String Trio in B flat, D.581

Allegro moderato
Andante
Minuetto e Trio
Rondo: Allegretto

It’s impossible to categorise such a huge, varied and masterful body of chamber music as Schubert’s, but in his instrumental works, at least, there are three distinct types. There are the "romantic" pieces, broad, deeply personal and intensely expressive: think of the C major Quintet, G major Quartet and C minor Quartettsatz. There are the "serenades", big, cheerful works in outdoor mood, such as the Octet and the "Trout" Quintet. And then there is the "classical" Schubert, playful, measured and Mozartian in manner - the Fifth Symphony and the majority of the early string quartets. Schubert wrote two string trios, both in B flat, and they fall into different categories of this stylistic division. In September 1816 he wrote a movement for trio in which poignant emotion finds expression in the purest of lyrical instrumental writing. As with the B minor Symphony and C minor Quartettsatz this work (D.471) remained incomplete, although, like them, it merits and receives frequent performances in its unfinished state. One year later he began and carried to completion a second String Trio (D.581), also in B flat, this time in his most perfect classical manner.

In form, this second trio is a model of clarity and concision. There is a sonata-form first movement with clearly recognizable subject-groups, while the Andante is in two tidy halves with a minor-key central section. The Minuet and closing Rondo offer nothing to contradict the textbooks. There are echoes of Haydn and Mozart; most obviously in the first subjects of the Andante and the Rondo, melodies of the type that Donald Tovey, writing about Haydn, called "exquisitely kittenish". And yet the piece is unmistakably Schubert’s. The melodies have that lilt, the harmonies that Schubertian unpredictability, and – for all Schubert’s mastery of this most demanding of instrumental combinations – he uses the instruments in ways which Mozart would never have allowed himself. There is un-classically high writing for cello and viola at the opening of the Minuet, and a certain busy-ness in accompanying and decorative figures throughout the work, which, if perhaps slightly unidiomatic for the instruments, is wonderfully idiomatic for Schubert. And in the minor-key interlude in the middle of the Andante we hear the faintest anticipation of the agonized outbursts that tear through the hearts of the slow movements of the C major Quintet, the "Unfinished" Symphony and the A major Piano Sonata (D.959). But these are still very distant.

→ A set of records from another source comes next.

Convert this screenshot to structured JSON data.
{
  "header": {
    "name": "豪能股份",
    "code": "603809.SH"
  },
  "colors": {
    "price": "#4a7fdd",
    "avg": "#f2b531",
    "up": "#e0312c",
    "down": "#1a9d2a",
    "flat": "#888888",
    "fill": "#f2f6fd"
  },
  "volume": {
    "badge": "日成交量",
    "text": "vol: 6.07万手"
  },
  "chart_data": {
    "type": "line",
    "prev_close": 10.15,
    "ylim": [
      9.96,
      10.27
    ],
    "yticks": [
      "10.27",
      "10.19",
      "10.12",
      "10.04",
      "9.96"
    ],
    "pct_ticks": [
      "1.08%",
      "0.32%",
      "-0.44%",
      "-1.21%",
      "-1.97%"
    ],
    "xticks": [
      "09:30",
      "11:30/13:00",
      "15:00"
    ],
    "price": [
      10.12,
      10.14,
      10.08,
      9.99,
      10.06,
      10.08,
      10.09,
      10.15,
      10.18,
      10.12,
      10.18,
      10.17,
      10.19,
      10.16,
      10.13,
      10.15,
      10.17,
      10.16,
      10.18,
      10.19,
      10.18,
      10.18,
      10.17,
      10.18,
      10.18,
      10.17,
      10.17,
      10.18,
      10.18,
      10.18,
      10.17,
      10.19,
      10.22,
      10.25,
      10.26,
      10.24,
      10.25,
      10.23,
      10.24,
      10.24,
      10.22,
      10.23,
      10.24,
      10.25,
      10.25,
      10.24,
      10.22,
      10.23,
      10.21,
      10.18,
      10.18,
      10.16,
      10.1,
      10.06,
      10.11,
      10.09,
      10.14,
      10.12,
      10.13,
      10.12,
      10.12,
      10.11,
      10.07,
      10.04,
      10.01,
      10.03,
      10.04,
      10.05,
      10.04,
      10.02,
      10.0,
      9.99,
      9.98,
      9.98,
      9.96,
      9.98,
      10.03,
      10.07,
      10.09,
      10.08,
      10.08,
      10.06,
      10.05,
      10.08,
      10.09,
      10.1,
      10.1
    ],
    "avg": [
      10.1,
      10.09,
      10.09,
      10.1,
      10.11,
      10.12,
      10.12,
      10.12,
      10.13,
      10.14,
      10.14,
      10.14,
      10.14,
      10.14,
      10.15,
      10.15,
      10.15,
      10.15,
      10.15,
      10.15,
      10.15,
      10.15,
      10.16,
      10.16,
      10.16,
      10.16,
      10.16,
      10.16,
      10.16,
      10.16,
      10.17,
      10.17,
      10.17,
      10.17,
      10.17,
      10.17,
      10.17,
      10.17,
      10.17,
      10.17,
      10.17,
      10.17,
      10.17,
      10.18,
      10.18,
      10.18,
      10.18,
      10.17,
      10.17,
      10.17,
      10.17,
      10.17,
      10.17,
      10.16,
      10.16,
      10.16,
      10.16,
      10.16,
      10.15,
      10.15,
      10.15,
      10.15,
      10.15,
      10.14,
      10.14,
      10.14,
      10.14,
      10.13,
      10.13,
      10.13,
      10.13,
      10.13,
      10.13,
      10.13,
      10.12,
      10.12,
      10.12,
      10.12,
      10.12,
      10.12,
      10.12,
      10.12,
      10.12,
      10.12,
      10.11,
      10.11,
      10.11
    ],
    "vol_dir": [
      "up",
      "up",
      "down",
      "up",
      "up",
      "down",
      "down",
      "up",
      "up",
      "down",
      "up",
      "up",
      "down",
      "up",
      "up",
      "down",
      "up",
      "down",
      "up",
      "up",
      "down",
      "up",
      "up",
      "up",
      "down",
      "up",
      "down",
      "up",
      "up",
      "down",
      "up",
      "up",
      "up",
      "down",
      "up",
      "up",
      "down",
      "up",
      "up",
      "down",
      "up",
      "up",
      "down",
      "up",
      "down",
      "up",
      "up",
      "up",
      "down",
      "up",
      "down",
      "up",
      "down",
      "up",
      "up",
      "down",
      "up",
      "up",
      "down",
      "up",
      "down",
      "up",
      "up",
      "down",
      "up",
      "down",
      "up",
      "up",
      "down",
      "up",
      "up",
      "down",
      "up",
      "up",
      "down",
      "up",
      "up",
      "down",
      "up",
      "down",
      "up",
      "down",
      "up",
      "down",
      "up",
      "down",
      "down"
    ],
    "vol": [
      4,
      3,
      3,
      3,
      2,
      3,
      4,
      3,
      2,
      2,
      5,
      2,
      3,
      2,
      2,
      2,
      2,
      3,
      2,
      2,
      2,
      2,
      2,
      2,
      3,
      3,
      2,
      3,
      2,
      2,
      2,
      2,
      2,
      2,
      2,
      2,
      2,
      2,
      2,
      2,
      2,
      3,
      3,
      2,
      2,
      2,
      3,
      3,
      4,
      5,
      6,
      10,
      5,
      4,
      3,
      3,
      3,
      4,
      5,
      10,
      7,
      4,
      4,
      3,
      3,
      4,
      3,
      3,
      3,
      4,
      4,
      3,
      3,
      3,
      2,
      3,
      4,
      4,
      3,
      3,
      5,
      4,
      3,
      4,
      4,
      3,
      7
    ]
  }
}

We don’t know exactly when or where this Trio was first performed, but throughout 1816-17 the 19-year old composer lodged in a number of different friends’ houses in Vienna. This period saw the first of the famous "Schubertiads", and we can safely assume that he wrote the trios for performance at such evenings, perhaps at his friends Otto Hatwig’s or Ignaz von Sonnleithner’s homes. Schubert would have taken the viola part – so he would have meant the charming German dance for solo viola in the third movement’s trio for himself. Throughout the piece, it’s this combination of the perfectly classical and the affectionately personal that gives the Trio its distinctive character, and its special place in Schubert’s music. "At this point" wrote the critic William Mann "Schubert, the chamber musician, passes out of his apprenticeship, for the String Trio in B flat major (D.581), though concise and unpretentious, is certainly a masterpiece; searching in tonality, utterly characteristic and poised in its themes, and blessed with felicitous texture – a work to cherish."